Although the island is beautiful and exotic, Nicholas quickly becomes bored. He misses Allison. Thinking he may never be happy, he even flirts with the idea of suicide. Things quickly change when he meets Mr. Conchis, the island’s recluse millionaire and rumored German collaborator. Mr. Conchis invites him into his home and things begin to get very strange.
Then once more out of the blue he said quietly, “Are you elect?”
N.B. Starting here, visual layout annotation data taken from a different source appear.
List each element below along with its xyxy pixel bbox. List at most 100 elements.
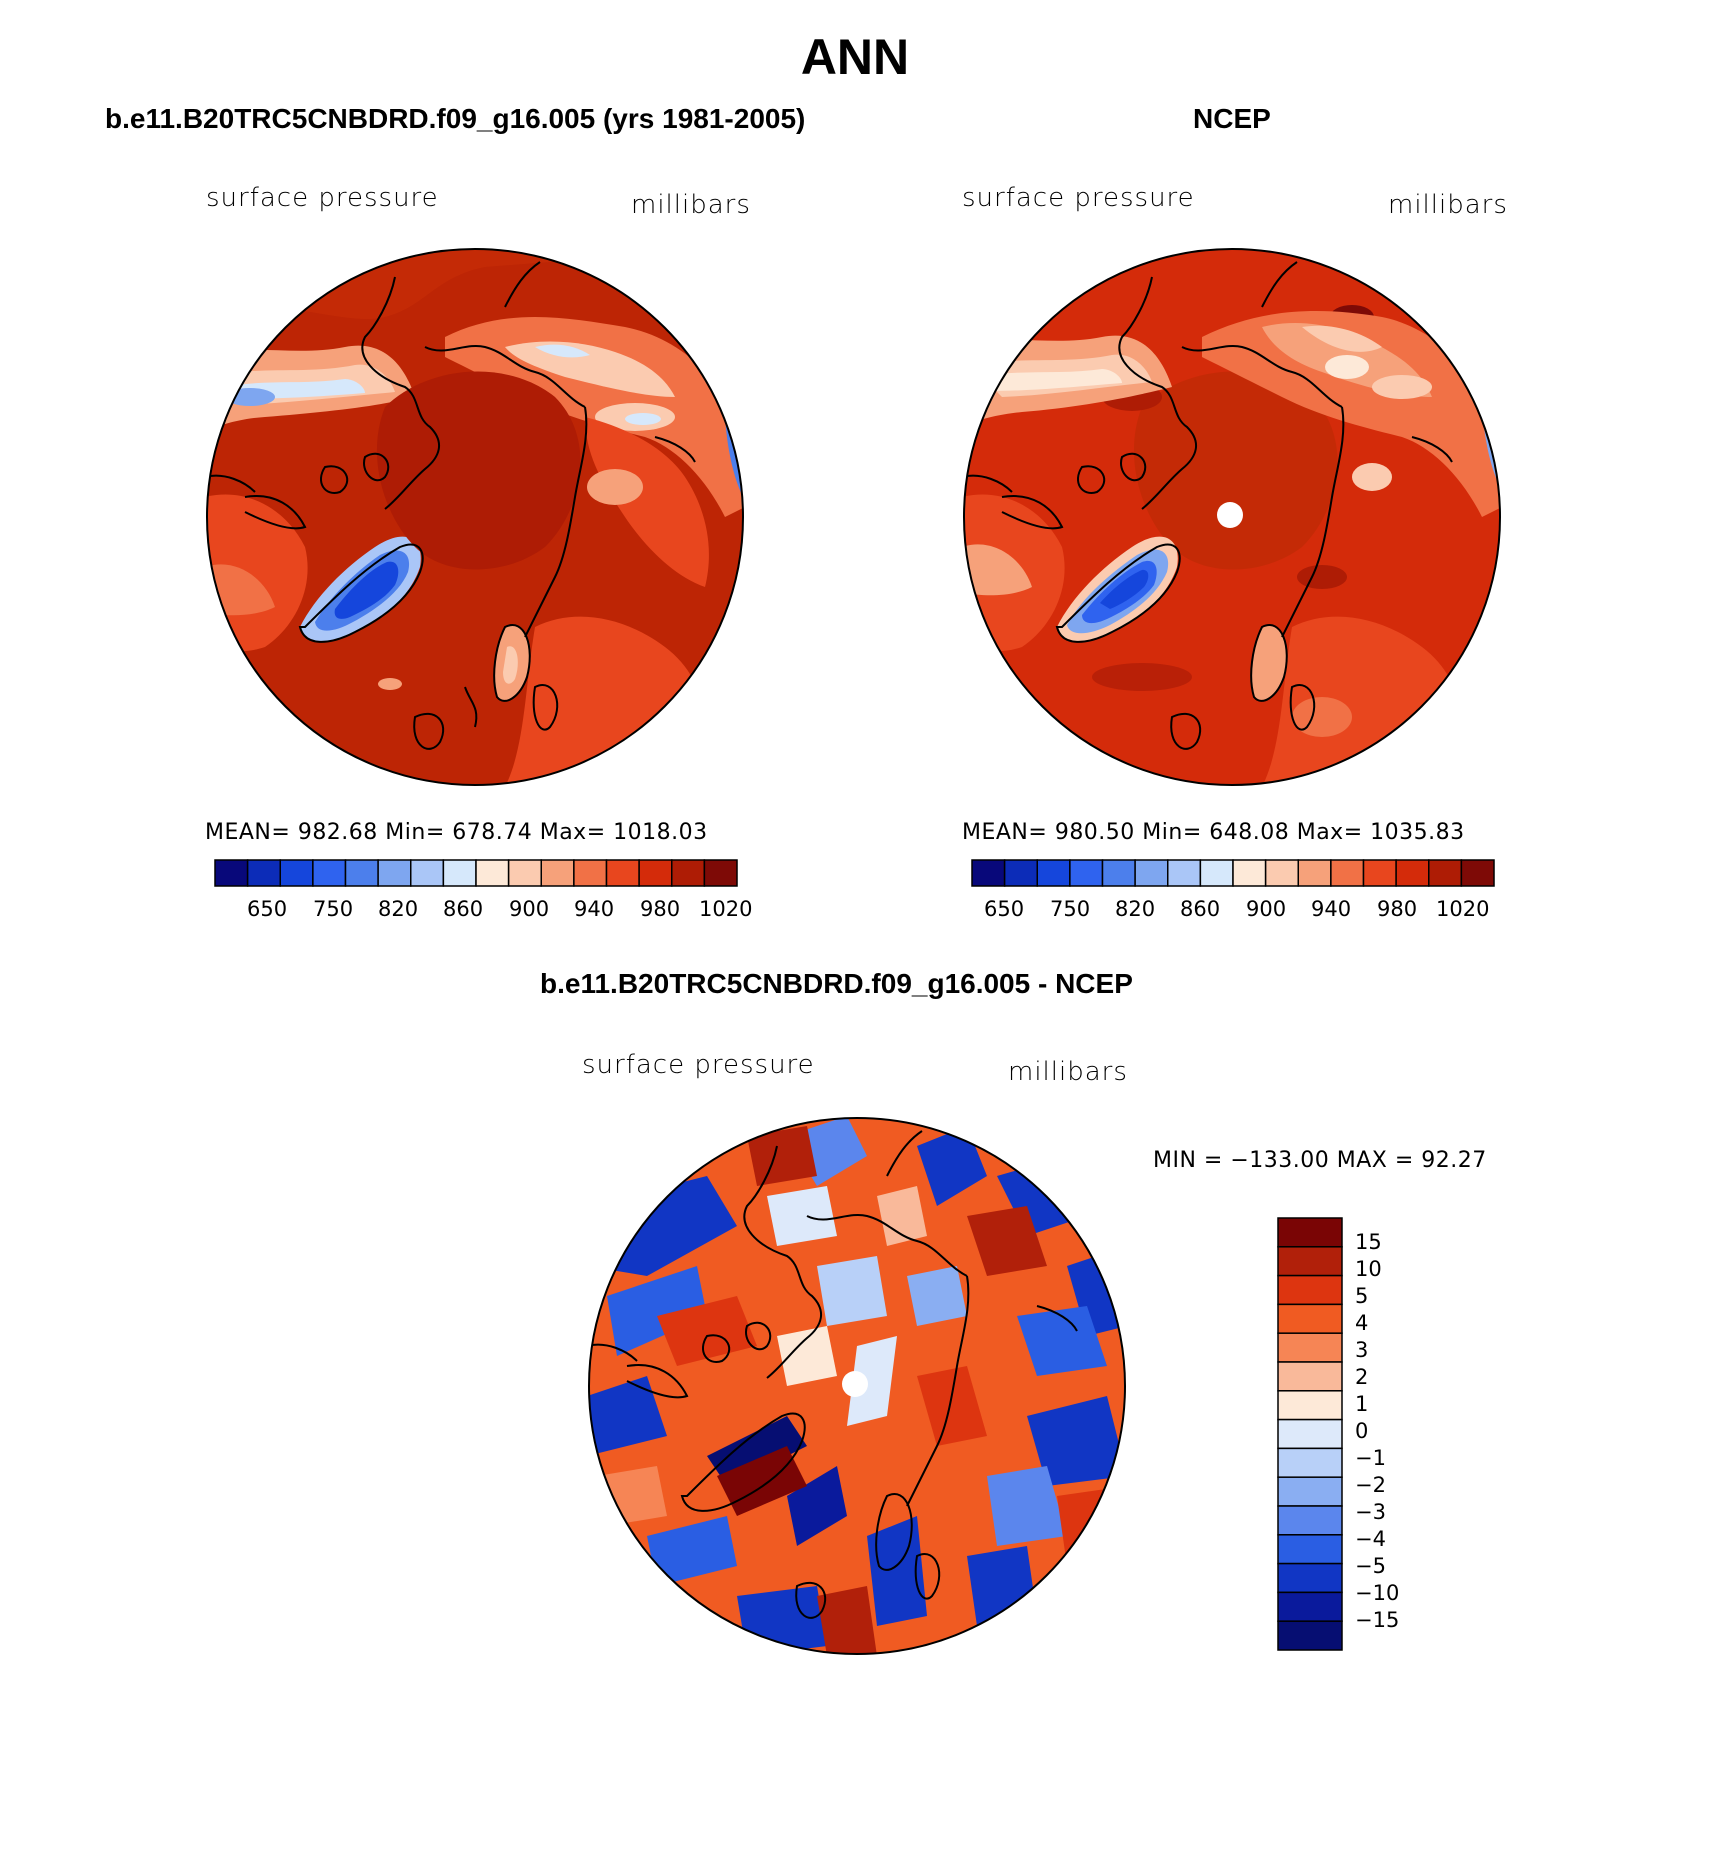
- diff-polar-map: [588, 1117, 1126, 1655]
- colorbar-swatch: [312, 859, 347, 887]
- diff-colorbar: [1277, 1217, 1343, 1651]
- model-stats-line: MEAN= 982.68 Min= 678.74 Max= 1018.03: [205, 820, 708, 845]
- colorbar-swatch: [1277, 1447, 1343, 1478]
- colorbar-tick-label: −5: [1355, 1554, 1386, 1578]
- colorbar-swatch: [1069, 859, 1104, 887]
- colorbar-tick-label: 10: [1355, 1257, 1382, 1281]
- colorbar-swatch: [1277, 1562, 1343, 1594]
- colorbar-swatch: [605, 859, 640, 887]
- colorbar-swatch: [1277, 1476, 1343, 1507]
- colorbar-swatch: [1277, 1620, 1343, 1651]
- colorbar-swatch: [279, 859, 314, 887]
- colorbar-swatch: [1277, 1591, 1343, 1622]
- colorbar-swatch: [1277, 1361, 1343, 1392]
- colorbar-swatch: [703, 859, 738, 887]
- colorbar-tick-label: 820: [378, 897, 419, 921]
- colorbar-swatch: [1460, 859, 1495, 887]
- colorbar-tick-label: 750: [1050, 897, 1091, 921]
- colorbar-swatch: [971, 859, 1006, 887]
- colorbar-tick-label: 15: [1355, 1230, 1382, 1254]
- colorbar-tick-label: 0: [1355, 1419, 1369, 1443]
- colorbar-swatch: [475, 859, 510, 887]
- colorbar-tick-label: 4: [1355, 1311, 1369, 1335]
- colorbar-tick-label: 1020: [699, 897, 753, 921]
- colorbar-swatch: [671, 859, 706, 887]
- colorbar-swatch: [573, 859, 608, 887]
- colorbar-tick-label: 980: [1377, 897, 1418, 921]
- diff-units-label: millibars: [1008, 1057, 1128, 1087]
- colorbar-tick-label: 900: [1246, 897, 1287, 921]
- model-polar-map: [206, 248, 744, 786]
- colorbar-tick-label: 650: [984, 897, 1025, 921]
- colorbar-swatch: [1362, 859, 1397, 887]
- model-panel-title: b.e11.B20TRC5CNBDRD.f09_g16.005 (yrs 198…: [105, 103, 806, 134]
- colorbar-tick-label: 2: [1355, 1365, 1369, 1389]
- obs-colorbar-labels: 650 750 820 860 900 940 980 1020: [972, 897, 1494, 923]
- colorbar-tick-label: 940: [574, 897, 615, 921]
- colorbar-tick-label: 900: [509, 897, 550, 921]
- colorbar-tick-label: 3: [1355, 1338, 1369, 1362]
- colorbar-swatch: [1297, 859, 1332, 887]
- colorbar-swatch: [410, 859, 445, 887]
- obs-stats-line: MEAN= 980.50 Min= 648.08 Max= 1035.83: [962, 820, 1465, 845]
- colorbar-swatch: [1277, 1217, 1343, 1248]
- model-colorbar: [214, 859, 738, 887]
- colorbar-swatch: [1428, 859, 1463, 887]
- obs-polar-map: [963, 248, 1501, 786]
- colorbar-tick-label: 820: [1115, 897, 1156, 921]
- colorbar-swatch: [1277, 1534, 1343, 1565]
- colorbar-swatch: [1277, 1418, 1343, 1450]
- colorbar-swatch: [1277, 1303, 1343, 1334]
- colorbar-swatch: [1277, 1332, 1343, 1363]
- colorbar-tick-label: −15: [1355, 1608, 1400, 1632]
- colorbar-swatch: [638, 859, 673, 887]
- colorbar-swatch: [1003, 859, 1039, 887]
- colorbar-swatch: [246, 859, 282, 887]
- colorbar-tick-label: −10: [1355, 1581, 1400, 1605]
- colorbar-tick-label: 940: [1311, 897, 1352, 921]
- colorbar-swatch: [442, 859, 477, 887]
- colorbar-tick-label: 1: [1355, 1392, 1369, 1416]
- colorbar-tick-label: 860: [443, 897, 484, 921]
- colorbar-swatch: [1167, 859, 1202, 887]
- colorbar-swatch: [540, 859, 575, 887]
- obs-panel-title: NCEP: [1193, 103, 1271, 134]
- obs-colorbar: [971, 859, 1495, 887]
- colorbar-tick-label: −1: [1355, 1446, 1386, 1470]
- colorbar-tick-label: 980: [640, 897, 681, 921]
- model-units-label: millibars: [631, 190, 751, 220]
- obs-units-label: millibars: [1388, 190, 1508, 220]
- colorbar-swatch: [214, 859, 249, 887]
- colorbar-swatch: [1134, 859, 1169, 887]
- diff-stats-line: MIN = −133.00 MAX = 92.27: [1153, 1148, 1487, 1173]
- colorbar-swatch: [1395, 859, 1430, 887]
- colorbar-tick-label: 1020: [1436, 897, 1490, 921]
- colorbar-swatch: [1277, 1505, 1343, 1536]
- colorbar-swatch: [1277, 1274, 1343, 1306]
- colorbar-tick-label: 860: [1180, 897, 1221, 921]
- colorbar-swatch: [344, 859, 379, 887]
- colorbar-swatch: [1277, 1246, 1343, 1277]
- colorbar-swatch: [1199, 859, 1234, 887]
- colorbar-swatch: [1330, 859, 1365, 887]
- obs-field-label: surface pressure: [962, 183, 1195, 213]
- model-colorbar-labels: 650 750 820 860 900 940 980 1020: [215, 897, 752, 923]
- colorbar-tick-label: 750: [313, 897, 354, 921]
- colorbar-swatch: [1101, 859, 1136, 887]
- model-field-label: surface pressure: [206, 183, 439, 213]
- colorbar-swatch: [1277, 1390, 1343, 1421]
- colorbar-tick-label: −4: [1355, 1527, 1386, 1551]
- colorbar-swatch: [1232, 859, 1267, 887]
- colorbar-swatch: [1036, 859, 1071, 887]
- colorbar-tick-label: −3: [1355, 1500, 1386, 1524]
- page-title: ANN: [800, 29, 910, 85]
- diff-field-label: surface pressure: [582, 1050, 815, 1080]
- diff-panel-title: b.e11.B20TRC5CNBDRD.f09_g16.005 - NCEP: [540, 968, 1133, 999]
- colorbar-tick-label: 5: [1355, 1284, 1369, 1308]
- colorbar-tick-label: 650: [247, 897, 288, 921]
- colorbar-tick-label: −2: [1355, 1473, 1386, 1497]
- colorbar-swatch: [377, 859, 412, 887]
- colorbar-swatch: [507, 859, 543, 887]
- colorbar-swatch: [1264, 859, 1300, 887]
- diff-colorbar-labels: 15 10 5 4 3 2 1 0 −1 −2 −3 −4 −5 −10 −15: [1355, 1218, 1435, 1650]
“Do you feel chosen by anything?”
“John Leverrier felt chosen by God.”
“I don’t believe in God. And I certainly don’t feel chosen.”
“I think you may be.”
While talking about his childhood, his personal story and life, Mr. Conchis begins to play a series of games with Nicholas. At first he talks about a young girl, his childhood love. Then after telling Nicholas that he’s psychic and that Nicholas may be too, a young girl suddenly appears and the enigmatic Conchis hints that she is the ghost of his long lost love. But Nicholas isn’t having it. He isn’t falling for it.
He eventually meets the young woman and realizes that she has a twin after they try to trick him. When he tells Mr. Conchis that he has met her and that he knows about the twin, his story changes. Conchis tells Nicholas that she is a schizophrenic and he is treating her since he is a doctor of psychology. The story changes constantly and Nicholas learns through the twins that they are hired actresses and he is the target. They don’t know why or what result Mr. Conchis is trying to achieve. But he does know that he is not behaving the way Mr. Conchis wants by rejecting every idea and prodding for the truth.
Nicholas is certain that Mr. Conchis has tried this game with former faculty members and he tries to track down others who have been caught in Mr. Conchis’ web. While he believes himself falling in love with one of the twins, he receives a letter that his old flame Allison has committed suicide. Stories change again and again until he’s not sure who to trust and who is in on the game. When he finds of that the twins are still playing, and everything has been a lie, there seems to be no end in sight.
This book was chosen by one of my book clubs and I’m quite interested to find out the verdict. I, for one, found it to be infernally frustrating. Every single new bit of information the main protagonist thinks he’s discovered is often another lie. It’s one great big fabrication after another and it gets infuriating, especially when the book is enormous. After every twist and turn, waiting patiently for a reveal, there is nothing. Sorry for the spoiler, but you get rewarded with nothing. Just a bit of venom.
By continuing to play the game, Nicholas is giving Mr. Conchis and his cast the opportunity to keep playing. And with his bank account full, he can control ever single facet of the game no matter where Nicholas is, no matter who he speaks with. Anyone can be bought. Nicholas is desperate to keep digging for information and so stays in the game. I would have thrown in the towel months before and given everyone a big fat finger. Nicholas is practically asking for his continuing torment.
But why? Why are they playing this God Play? To shape him, mold him? For what purpose? There is no definitive answer. This book is as frustrating for the reader as Mr. Conchis is to Nicholas. It wasn’t very enjoyable.